APRIL CAR T Cells (AUTO2) Targeting BCMA and TACI for the Treatment of Multiple Myeloma

Autolus

Status and phase

Terminated

Phase 2

Phase 1

Conditions

Multiple Myeloma

Treatments

Biological: AUTO2

Study type

Interventional

Funder types

Industry

Identifiers

NCT03287804

AUTO2-MM1

2016-003893-42 (EudraCT Number)

Details and patient eligibility

About

The purpose of this study is to test the safety and efficacy of AUTO2, a CAR T Cell Treatment Targeting BCMA and TACI, in Patients with Relapsed or Refractory Multiple Myeloma.

Full description

The study will consist of 2 phases, a Phase I/dose escalation phase and a Phase II/expansion phase. Patients with relapsed and relapsed or refractory multiple myeloma will be enrolled in both phases of the study. Eligible patients will undergo leukapheresis in order to harvest T cells, which is the starting material for the manufacture of the autologous CAR T product AUTO2. AUTO2 has a dual target BCMA (B cell maturation antigen) and TACI (Transmembrane activator and calcium modulator and cyclophilin ligand interactor).
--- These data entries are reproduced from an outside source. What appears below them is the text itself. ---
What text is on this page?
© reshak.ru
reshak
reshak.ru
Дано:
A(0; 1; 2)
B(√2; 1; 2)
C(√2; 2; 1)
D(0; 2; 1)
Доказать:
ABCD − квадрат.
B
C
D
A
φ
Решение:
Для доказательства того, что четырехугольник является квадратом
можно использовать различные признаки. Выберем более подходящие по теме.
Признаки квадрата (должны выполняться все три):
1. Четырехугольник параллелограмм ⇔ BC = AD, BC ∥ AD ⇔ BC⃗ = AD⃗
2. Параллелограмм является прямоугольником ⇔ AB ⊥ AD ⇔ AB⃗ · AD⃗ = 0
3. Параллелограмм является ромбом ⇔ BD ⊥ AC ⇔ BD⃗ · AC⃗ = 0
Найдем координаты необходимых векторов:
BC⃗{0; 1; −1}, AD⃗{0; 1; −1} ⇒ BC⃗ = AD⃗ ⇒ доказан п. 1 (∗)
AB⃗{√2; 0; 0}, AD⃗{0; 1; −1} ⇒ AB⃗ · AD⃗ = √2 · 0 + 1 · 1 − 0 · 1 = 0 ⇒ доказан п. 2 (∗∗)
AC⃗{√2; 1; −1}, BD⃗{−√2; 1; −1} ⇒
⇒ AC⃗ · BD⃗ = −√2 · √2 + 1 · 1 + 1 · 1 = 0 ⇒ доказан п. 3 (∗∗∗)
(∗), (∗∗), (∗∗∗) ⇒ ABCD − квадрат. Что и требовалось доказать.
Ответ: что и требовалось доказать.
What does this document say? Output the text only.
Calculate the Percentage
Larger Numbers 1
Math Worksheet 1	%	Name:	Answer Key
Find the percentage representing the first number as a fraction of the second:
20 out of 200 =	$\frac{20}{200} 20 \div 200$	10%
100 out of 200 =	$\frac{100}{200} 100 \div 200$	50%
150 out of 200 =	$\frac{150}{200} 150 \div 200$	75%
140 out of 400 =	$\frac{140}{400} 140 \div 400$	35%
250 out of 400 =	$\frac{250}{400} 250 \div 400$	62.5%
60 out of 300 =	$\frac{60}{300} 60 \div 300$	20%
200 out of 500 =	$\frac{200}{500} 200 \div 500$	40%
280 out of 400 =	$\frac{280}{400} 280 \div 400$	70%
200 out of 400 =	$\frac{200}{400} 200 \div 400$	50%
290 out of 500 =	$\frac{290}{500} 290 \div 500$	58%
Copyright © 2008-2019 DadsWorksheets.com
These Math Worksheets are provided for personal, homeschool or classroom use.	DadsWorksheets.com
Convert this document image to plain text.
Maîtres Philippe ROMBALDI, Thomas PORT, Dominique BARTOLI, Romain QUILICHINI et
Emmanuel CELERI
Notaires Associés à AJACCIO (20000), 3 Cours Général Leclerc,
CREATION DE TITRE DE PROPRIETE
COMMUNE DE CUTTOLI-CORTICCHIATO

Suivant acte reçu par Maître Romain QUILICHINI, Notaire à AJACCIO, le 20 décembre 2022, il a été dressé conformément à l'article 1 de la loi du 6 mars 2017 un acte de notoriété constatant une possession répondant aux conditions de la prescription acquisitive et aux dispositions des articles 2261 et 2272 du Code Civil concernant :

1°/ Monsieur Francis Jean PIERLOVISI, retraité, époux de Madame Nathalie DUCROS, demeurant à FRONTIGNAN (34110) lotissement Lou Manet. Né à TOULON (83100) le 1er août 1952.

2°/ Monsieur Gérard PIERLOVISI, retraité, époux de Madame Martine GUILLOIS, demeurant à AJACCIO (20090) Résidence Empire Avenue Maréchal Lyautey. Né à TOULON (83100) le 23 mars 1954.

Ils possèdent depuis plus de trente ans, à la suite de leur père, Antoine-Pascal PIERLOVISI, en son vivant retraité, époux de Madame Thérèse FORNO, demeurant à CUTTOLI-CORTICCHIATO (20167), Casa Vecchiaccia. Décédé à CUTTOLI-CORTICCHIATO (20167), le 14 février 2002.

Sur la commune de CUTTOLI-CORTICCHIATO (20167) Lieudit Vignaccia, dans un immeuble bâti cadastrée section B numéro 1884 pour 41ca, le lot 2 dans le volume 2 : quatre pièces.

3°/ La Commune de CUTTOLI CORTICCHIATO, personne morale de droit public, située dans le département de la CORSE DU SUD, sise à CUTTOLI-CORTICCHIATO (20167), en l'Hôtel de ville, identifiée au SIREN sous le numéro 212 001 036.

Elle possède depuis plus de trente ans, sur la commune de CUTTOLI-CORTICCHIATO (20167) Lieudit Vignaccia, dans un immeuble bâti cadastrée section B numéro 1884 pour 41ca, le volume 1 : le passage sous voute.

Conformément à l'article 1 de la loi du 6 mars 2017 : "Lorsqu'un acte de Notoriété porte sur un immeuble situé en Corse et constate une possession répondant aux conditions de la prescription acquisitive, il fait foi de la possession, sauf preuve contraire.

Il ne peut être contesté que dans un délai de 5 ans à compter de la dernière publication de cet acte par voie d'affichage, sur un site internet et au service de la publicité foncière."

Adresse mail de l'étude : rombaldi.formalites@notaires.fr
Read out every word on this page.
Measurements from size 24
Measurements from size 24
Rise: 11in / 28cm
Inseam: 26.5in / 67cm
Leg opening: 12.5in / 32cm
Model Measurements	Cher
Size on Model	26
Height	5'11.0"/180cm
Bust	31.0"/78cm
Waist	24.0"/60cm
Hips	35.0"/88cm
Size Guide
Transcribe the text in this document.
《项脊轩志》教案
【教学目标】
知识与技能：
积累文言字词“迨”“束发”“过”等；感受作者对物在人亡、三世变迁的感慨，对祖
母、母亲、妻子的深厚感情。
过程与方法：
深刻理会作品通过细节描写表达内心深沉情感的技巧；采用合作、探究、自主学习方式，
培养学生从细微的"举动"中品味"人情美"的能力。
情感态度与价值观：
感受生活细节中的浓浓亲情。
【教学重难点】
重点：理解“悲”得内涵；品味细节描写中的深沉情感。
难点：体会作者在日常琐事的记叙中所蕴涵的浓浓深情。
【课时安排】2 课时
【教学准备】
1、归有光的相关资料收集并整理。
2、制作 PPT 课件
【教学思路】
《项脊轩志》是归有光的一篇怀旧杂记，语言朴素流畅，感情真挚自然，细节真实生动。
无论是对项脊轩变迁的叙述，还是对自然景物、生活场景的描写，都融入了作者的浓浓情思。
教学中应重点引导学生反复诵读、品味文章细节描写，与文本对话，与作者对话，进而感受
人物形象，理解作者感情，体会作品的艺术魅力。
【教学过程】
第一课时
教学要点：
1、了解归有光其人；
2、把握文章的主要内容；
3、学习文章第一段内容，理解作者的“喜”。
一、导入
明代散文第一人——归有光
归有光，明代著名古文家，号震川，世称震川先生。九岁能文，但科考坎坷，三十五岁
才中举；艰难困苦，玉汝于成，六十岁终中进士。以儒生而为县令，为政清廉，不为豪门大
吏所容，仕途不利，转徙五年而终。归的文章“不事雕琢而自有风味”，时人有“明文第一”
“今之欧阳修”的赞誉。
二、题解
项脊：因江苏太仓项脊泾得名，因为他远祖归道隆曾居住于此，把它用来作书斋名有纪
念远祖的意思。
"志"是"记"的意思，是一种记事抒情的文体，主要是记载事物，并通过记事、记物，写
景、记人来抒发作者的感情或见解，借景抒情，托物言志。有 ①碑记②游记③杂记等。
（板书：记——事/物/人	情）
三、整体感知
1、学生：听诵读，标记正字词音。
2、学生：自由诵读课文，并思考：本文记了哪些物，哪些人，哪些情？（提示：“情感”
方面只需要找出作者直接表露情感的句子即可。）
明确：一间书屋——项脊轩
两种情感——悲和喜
Following pre-conditioning by a chemotherapeutic regimen, the patient will receive AUTO2 intravenously as a single or split dose and will then enter a 12-month follow-up period.

Enrollment

12 patients

Sex

All

Ages

18+ years old

Volunteers

No Healthy Volunteers

Inclusion and exclusion criteria

Key Inclusion Criteria:

Male or female patients, aged ≥ 18.
Willing and able to give written, informed consent.
Confirmed diagnosis of MM.
Measurable disease as defined by IMWG.
Relapse or refractory disease and have had at least 3 different prior lines of therapy including proteasome inhibitor, alkylator and immunomodulatory therapy (IMiD), or have "double refractory" disease to a proteasome inhibitor and IMiD.
For females of childbearing potential, a negative serum or urine pregnancy test must be documented at screening and confirmed before receiving study treatment.
Eastern Cooperative Oncology Group (ECOG) Performance Status 0 to 1.
Peripheral blood total lymphocyte count > 0.5 x 10⁹/L.

Key Exclusion Criteria:

Women who are pregnant or lactating.
Prior treatment with investigational or approved gene therapy or cell therapy products.
Patient has previously received an allogenic stem cell transplant.
Clinically significant, uncontrolled heart disease or a recent (within 6 months) cardiac event.
Left Ventricular Ejection fraction < 50 unless the institutional lower limit of normal is lower.
Significant liver disease: alanine aminotransferase (ALT) or aspartate aminotransferase (AST) ≥ 3 × ULN, or total bilirubin > 2.0 mg/dL or evidence of end stage liver disease (e.g. ascites, hepatic encephalopathy).
Chronic renal impairment requiring dialysis, or calculated creatinine clearance < 30 mL/min
Active infectious bacterial or viral disease (hepatitis B virus, hepatitis C virus, human immunodeficiency virus, human T-lymphotropic virus or syphilis) requiring treatmenUse of rituximab within the last 3 months.
Active autoimmune disease requiring immunosuppression.
Received any anti-myeloma therapy within the last 21 days prior to preconditioning or 10 days prior to leukapheresis; steroids of up to 160 mg of dexamethasone are permitted so long as > 7 days post-dose prior to pre-conditioning or leukapheresis.
Known allergy to albumin, dimethyl sulfoxide (DMSO), cyclophosphamide or fludarabine.